1147 After leaving the main road near Bakewell and following a bridleway that rises to the North of the town I find the start of the trail off an unassuming minor road.  It starts ordinarily enough, passing by upland farmland rather than hugging the river valley because the Duke of Rutland did not want the railway passing too close to Haddon Hall.  Soon, however, the trail turns interesting: a long, dimly lit tunnel emerges onto the iconic Monsal Head viaduct high above the winding River Wye, and the scenery opens out into a fantastic Peak District vista of dales, crags and deep valleys.  The viaduct can only be fully appreciated when you are not standing right on it so I walk some way out on a footpath to get a better view and take a few photos.  It looks even better from a distance and I always marvel how the Victorians managed to build these things.

Continuing westwards the scenery gets even more stunning with the trail clinging to the side of the limestone gorge on a man-made buttress.  (If you would like to see a video of a cycle through a tunnel it’s here: 
http://www.youtube.com/watch?v=4tdmEGSh7YI.  At regular intervals you will see the recessed refuges used by navvies working in the tunnel to dodge the trains.  It must have been pretty scary and very smokey).

The Trail has a number of information boards along it’s route and even a gizmo that works like a clockwork radio – you select a channel, turn a handle and it spews out audio history anecdotes.  I liked the one about everyone having to hold onto their plates in the restaurant car while the trains turned a particularly sharp bend at Rowsley station!

1329 Reach the Western end of the trail near Buxton where some enterprising chap has set up cycle hire and a basic cafe in a wooden shed where I shelter from the cold wind and indulge in a hot mug of coffee.  The real ruler of the place is a energetic short-legged dog who insists that you throw a lump of wood which he duly fetches.  I soon discovered that he will play this game ad infinitum with whoever is passing through.

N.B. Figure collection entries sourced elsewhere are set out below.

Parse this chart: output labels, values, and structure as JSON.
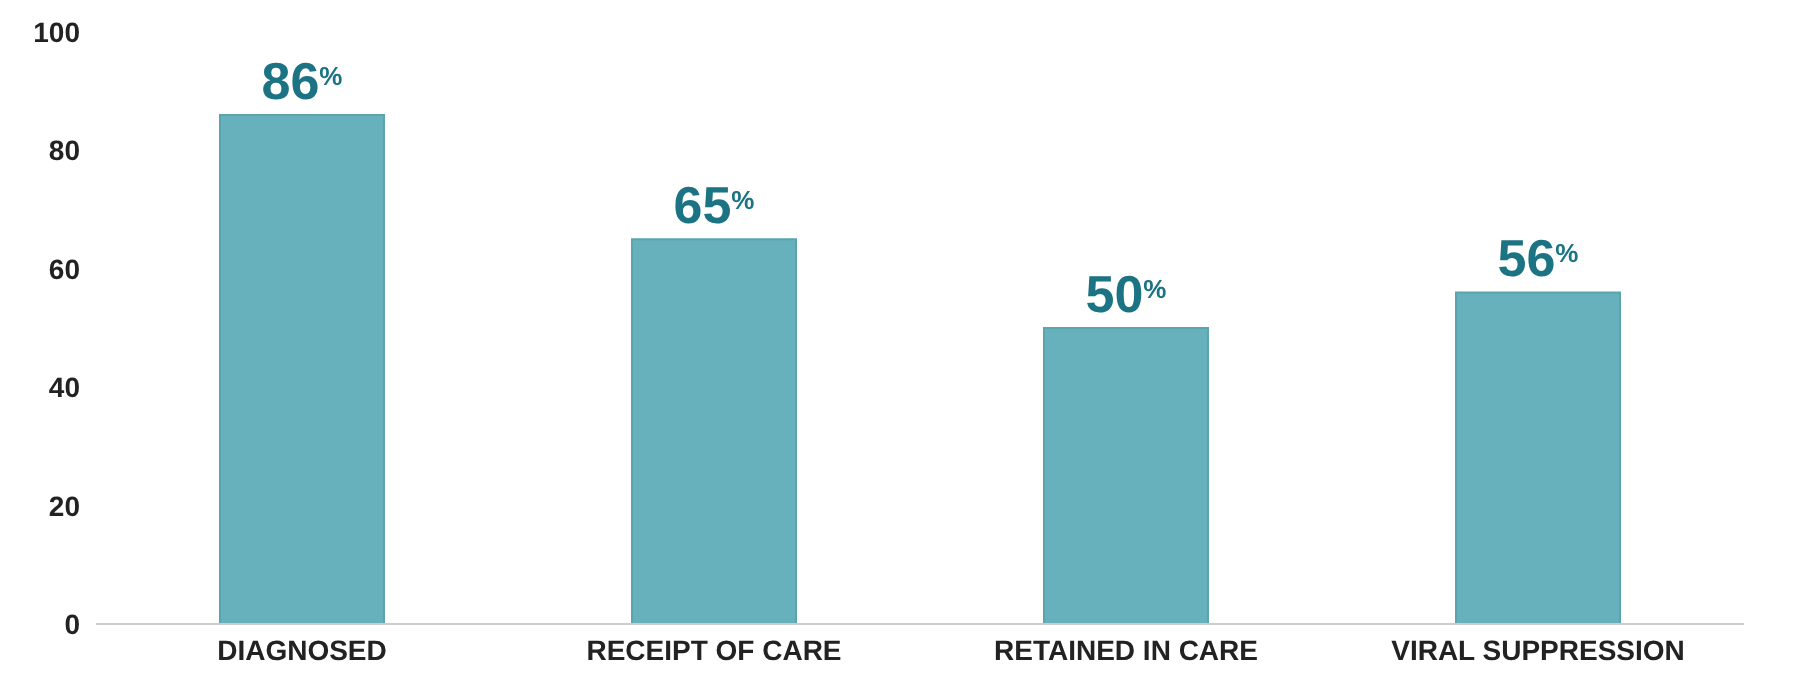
{
  "chart_data": {
    "type": "bar",
    "categories": [
      "DIAGNOSED",
      "RECEIPT OF CARE",
      "RETAINED IN CARE",
      "VIRAL SUPPRESSION"
    ],
    "values": [
      86,
      65,
      50,
      56
    ],
    "color": "#67b1bd",
    "value_labels": [
      "86$^{%}$",
      "65$^{%}$",
      "50$^{%}$",
      "56$^{%}$"
    ],
    "ylim": [
      0,
      100
    ],
    "yticks": [
      0,
      20,
      40,
      60,
      80,
      100
    ]
  }
}
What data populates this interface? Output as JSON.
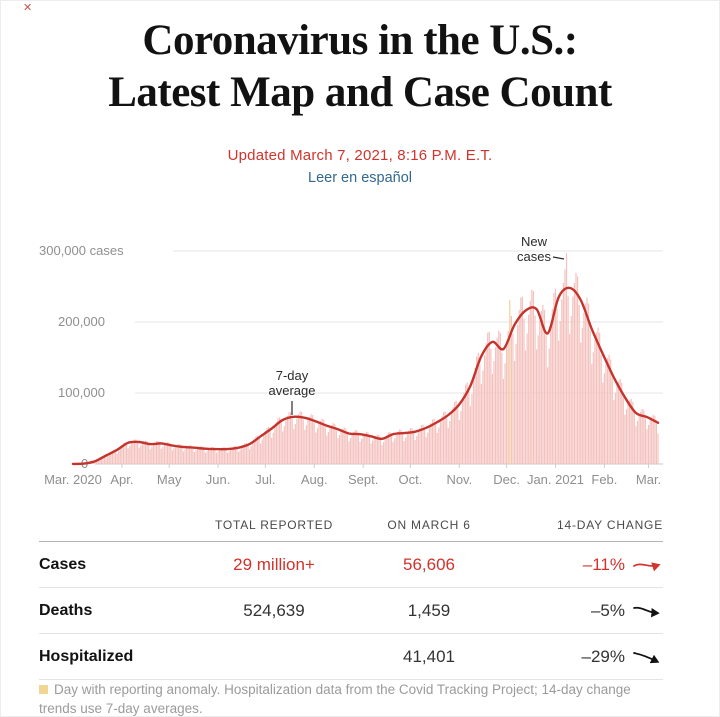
{
  "icons": {
    "close": "✕"
  },
  "page": {
    "title_line1": "Coronavirus in the U.S.:",
    "title_line2": "Latest Map and Case Count",
    "updated": "Updated March 7, 2021, 8:16 P.M. E.T.",
    "language_link": "Leer en español"
  },
  "colors": {
    "accent_red": "#d0342c",
    "line_red": "#c4332c",
    "bar_pink": "#f4c2be",
    "anomaly_yellow": "#f0d593",
    "link_blue": "#326891",
    "grid_gray": "#e4e4e4",
    "label_gray": "#8f8f8f",
    "text_dark": "#121212"
  },
  "chart_data": {
    "type": "bar+line",
    "description": "Daily new reported coronavirus cases in the U.S. (bars) with 7-day average (line), Mar. 2020 - Mar. 2021",
    "x_axis": {
      "start": "2020-03-01",
      "end": "2021-03-07",
      "ticks": [
        {
          "day_index": 0,
          "label": "Mar. 2020"
        },
        {
          "day_index": 31,
          "label": "Apr."
        },
        {
          "day_index": 61,
          "label": "May"
        },
        {
          "day_index": 92,
          "label": "Jun."
        },
        {
          "day_index": 122,
          "label": "Jul."
        },
        {
          "day_index": 153,
          "label": "Aug."
        },
        {
          "day_index": 184,
          "label": "Sept."
        },
        {
          "day_index": 214,
          "label": "Oct."
        },
        {
          "day_index": 245,
          "label": "Nov."
        },
        {
          "day_index": 275,
          "label": "Dec."
        },
        {
          "day_index": 306,
          "label": "Jan. 2021"
        },
        {
          "day_index": 337,
          "label": "Feb."
        },
        {
          "day_index": 365,
          "label": "Mar."
        }
      ]
    },
    "y_axis": {
      "ylim": [
        0,
        310000
      ],
      "gridlines": true,
      "ticks": [
        {
          "value": 300000,
          "label": "300,000 cases"
        },
        {
          "value": 200000,
          "label": "200,000"
        },
        {
          "value": 100000,
          "label": "100,000"
        },
        {
          "value": 0,
          "label": "0"
        }
      ]
    },
    "series": [
      {
        "name": "7-day average",
        "kind": "line",
        "interval_days": 7,
        "values_thousands": [
          0.1,
          0.6,
          4,
          12,
          20,
          30,
          31,
          28,
          29,
          26,
          24,
          23,
          21.5,
          21,
          21,
          23,
          28,
          39,
          50,
          62,
          66.5,
          65,
          60,
          54,
          49,
          43,
          42,
          39,
          35.5,
          42,
          43.5,
          45.5,
          51,
          59,
          69,
          84,
          110,
          152,
          172,
          162,
          196,
          216,
          218,
          184,
          235,
          248,
          231,
          190,
          155,
          122,
          94,
          72,
          66,
          58
        ]
      },
      {
        "name": "New cases",
        "kind": "bar",
        "derived_from": "7-day average interpolated daily, scaled by day-of-week reporting factors",
        "dow_factors": [
          0.74,
          0.85,
          0.97,
          1.06,
          1.13,
          1.12,
          0.96
        ],
        "spikes_thousands": {
          "277": 231,
          "313": 297
        },
        "anomaly_days": [
          277
        ]
      }
    ],
    "annotations": [
      {
        "lines": [
          "New",
          "cases"
        ],
        "points_to": "record single-day bar of roughly 300,000 cases in early January"
      },
      {
        "lines": [
          "7-day",
          "average"
        ],
        "points_to": "average line during the mid-July peak"
      }
    ]
  },
  "table": {
    "headers": [
      "",
      "TOTAL REPORTED",
      "ON MARCH 6",
      "14-DAY CHANGE"
    ],
    "rows": [
      {
        "label": "Cases",
        "total": "29 million+",
        "on_march6": "56,606",
        "change": "–11%",
        "trend": "flat",
        "red": true
      },
      {
        "label": "Deaths",
        "total": "524,639",
        "on_march6": "1,459",
        "change": "–5%",
        "trend": "slight-down",
        "red": false
      },
      {
        "label": "Hospitalized",
        "total": "",
        "on_march6": "41,401",
        "change": "–29%",
        "trend": "down",
        "red": false
      }
    ]
  },
  "footnote": {
    "legend_square": "anomaly",
    "text": "Day with reporting anomaly. Hospitalization data from the Covid Tracking Project; 14-day change trends use 7-day averages."
  }
}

I was going to return to Matlock via a different route but have enjoyed it so much I take the trail back to Bakewell.  Rain is coming on more heavily but this doesn’t dampen my spirits – the Monsal Trail is a great ride and I’m glad I’ve done it.  It can even hold a candle to the Camel Trail – better and more interesting in some parts - but doesn’t have the beauty of the estuary. 

1500 Take the main A6 through Bakewell, of the tart fame, though in the town they call them Puddings.  A very tourist-dependent place and I don’t blame them as it's undeniably pretty.  It could do with a bypass, but I can’t see where you'd put it.  Got back just in time to catch the 1536 from Matlock which puts me an hour ahead of my schedule to get to my b and b.

1717 Change at Tamworth - a concrete block of a station unusual for being at the meeting point of two railway lines that cross each other at right angles, one above the other.

2128 End the day staying at Fairways Motel, Rugeley.   Rugeley is dominated by two coal-fired power stations and is the sort of place to pass through as quickly as possible rather than stay at. However, the proprietor is very jolly and even let's me use his hosepipe to wash the Derbyshire mud from my bike.  It’s a good base from which to launch my next excursion – Cannock Chase.